Two moments helped ease the transition from starlet to goat. The first was a public attack on his club Sochaux for not clearing him fit enough to play in the World Cup, even when the evidence clearly backed up Sochaux and Bob Bradley's decision that he wasn't nearly ready. The second was a speeding ticket he picked up in France. Though Davies claimed teammate Jacques Faty was driving and that they switched seats behind tinted glass, the situation still rankled.

Now Davies has become the first player punished retroactively by MLS for diving. With the $1,000 fine and sternly worded press release, the league set welcome precedent on a high-profile subject. Yet Davies remains unrepentant.

"He even looked at me," Wingert said to the Salt Lake Tribune, "and was kind of like smiling. He knew. He said, 'That’s football.' That's what he told me."

Fabricated contact | Davies went down without any contact from Wingert

"I think the ref made the call, that's what I think," Davies told the Washington Post. "I wouldn't use dive. I'd use embellishment. It's selling it, that's the word I'd use."

A distasteful haughtiness seems to prevent Davies from learning from his - by now ample - pool of mistakes. Davies likened his disingenuous flop to some of the best basketball players drawing fouls in the same interview with the Post.

"Great players do whatever they can to change the game," he said, clearly including himself in that group of great players. "It's something you shouldn't be ashamed about if you want to give your team an edge. That's part of the game."

Except there are things which should bring shame. Guilt is a useful emotion when channeled correctly, and without it public figures quickly morph into smug, one-dimensional caricatures. Confidence and vanity are not synonymous.

Davies' new-found role as unrepentant heel has started to color past events. Take, for example, his comments to the Los Angeles Times about his tragic car accident: "I don't really get sick of telling [my story] because it helps inspire a lot of people, so I'm glad that I can kind of be a way for people to move on past a difficult time in their lives."

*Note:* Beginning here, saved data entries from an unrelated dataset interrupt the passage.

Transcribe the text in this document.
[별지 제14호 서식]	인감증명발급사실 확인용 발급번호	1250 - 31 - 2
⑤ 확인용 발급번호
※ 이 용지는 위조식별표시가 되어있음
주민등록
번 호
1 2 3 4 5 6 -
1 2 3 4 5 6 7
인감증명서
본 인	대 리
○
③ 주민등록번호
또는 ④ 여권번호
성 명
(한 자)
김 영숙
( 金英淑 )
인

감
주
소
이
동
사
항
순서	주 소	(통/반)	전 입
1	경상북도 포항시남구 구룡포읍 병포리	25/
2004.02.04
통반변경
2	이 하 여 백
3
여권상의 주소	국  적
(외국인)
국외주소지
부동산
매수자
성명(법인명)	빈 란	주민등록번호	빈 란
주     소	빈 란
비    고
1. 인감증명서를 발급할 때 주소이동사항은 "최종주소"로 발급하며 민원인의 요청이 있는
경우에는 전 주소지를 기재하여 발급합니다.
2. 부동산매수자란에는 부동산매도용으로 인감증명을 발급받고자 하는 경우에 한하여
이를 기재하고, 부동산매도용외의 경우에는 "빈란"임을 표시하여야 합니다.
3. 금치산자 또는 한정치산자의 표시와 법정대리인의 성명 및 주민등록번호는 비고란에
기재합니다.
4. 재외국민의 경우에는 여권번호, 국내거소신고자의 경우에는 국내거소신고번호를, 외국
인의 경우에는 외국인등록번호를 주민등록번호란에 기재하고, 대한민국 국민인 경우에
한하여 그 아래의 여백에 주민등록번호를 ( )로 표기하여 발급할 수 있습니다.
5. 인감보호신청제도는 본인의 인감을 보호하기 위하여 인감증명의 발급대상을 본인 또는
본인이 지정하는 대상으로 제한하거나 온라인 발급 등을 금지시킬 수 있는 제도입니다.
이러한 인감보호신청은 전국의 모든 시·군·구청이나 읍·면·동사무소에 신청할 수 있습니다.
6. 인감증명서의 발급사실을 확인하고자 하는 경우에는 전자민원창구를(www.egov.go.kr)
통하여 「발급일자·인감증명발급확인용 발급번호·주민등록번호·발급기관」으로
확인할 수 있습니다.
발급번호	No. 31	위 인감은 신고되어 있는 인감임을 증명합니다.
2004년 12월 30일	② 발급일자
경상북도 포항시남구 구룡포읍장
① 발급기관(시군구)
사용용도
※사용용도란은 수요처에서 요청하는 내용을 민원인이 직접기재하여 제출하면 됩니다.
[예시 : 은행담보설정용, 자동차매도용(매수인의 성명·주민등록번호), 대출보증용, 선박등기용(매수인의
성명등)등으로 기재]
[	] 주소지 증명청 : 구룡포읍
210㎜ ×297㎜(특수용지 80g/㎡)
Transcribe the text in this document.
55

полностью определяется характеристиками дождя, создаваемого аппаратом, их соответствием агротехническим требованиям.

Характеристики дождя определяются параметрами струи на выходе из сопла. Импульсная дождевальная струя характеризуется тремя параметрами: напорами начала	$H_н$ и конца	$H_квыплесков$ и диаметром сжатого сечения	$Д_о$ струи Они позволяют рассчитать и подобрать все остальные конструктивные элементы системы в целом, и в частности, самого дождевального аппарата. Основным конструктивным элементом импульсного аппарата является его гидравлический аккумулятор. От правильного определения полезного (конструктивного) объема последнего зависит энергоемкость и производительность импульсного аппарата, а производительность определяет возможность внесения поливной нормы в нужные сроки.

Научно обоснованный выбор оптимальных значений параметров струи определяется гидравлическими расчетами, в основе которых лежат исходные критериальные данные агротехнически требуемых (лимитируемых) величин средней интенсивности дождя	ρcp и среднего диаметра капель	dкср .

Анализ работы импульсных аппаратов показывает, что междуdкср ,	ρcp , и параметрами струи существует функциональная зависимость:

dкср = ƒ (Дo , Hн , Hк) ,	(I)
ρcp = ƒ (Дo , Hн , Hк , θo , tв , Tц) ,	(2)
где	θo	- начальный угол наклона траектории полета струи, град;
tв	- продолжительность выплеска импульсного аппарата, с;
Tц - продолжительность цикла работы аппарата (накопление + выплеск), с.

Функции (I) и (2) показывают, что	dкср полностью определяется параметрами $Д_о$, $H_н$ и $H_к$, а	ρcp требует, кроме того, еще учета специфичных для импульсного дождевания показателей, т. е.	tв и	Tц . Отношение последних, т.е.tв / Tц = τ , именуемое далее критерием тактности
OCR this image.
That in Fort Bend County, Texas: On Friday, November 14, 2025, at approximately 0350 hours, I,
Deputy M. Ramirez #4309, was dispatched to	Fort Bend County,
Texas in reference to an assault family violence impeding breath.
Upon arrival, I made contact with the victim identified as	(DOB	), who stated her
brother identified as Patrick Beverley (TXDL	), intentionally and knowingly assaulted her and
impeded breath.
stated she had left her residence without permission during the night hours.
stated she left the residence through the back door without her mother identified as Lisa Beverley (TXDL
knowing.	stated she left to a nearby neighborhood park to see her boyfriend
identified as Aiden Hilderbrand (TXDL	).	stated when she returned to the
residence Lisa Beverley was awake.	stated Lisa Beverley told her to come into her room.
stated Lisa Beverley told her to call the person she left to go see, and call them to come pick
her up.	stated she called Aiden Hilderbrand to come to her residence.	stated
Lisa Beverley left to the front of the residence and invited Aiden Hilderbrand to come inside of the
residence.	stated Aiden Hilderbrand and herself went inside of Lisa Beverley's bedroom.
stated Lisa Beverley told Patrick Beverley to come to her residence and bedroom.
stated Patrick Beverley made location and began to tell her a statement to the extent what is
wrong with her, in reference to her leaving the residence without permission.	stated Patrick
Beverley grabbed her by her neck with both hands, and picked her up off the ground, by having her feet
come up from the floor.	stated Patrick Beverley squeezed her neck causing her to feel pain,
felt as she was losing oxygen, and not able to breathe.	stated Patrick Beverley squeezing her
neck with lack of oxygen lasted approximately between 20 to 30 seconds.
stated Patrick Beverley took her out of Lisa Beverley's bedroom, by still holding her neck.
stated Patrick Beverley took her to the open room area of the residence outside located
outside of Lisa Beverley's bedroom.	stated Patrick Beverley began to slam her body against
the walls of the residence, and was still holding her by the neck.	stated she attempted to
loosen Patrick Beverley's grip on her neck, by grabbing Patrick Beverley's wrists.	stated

Here's a kid who enjoys telling a story in which his friend (or at least a drinking buddy) dies. Not even the late David Foster Wallace, a character of whose in "Brief Interviews With Hideous Men" argues that positives can arise even from rape, could pull that off sympathetically.

Davies won't get sympathy any more. He slurped up what was left in reserve when he took that dive, if not before. For now he'll play the heel. At just 25, and considering the winding, turbulent arc his career thus far, that may not last very long, but it's bone-hard truth now.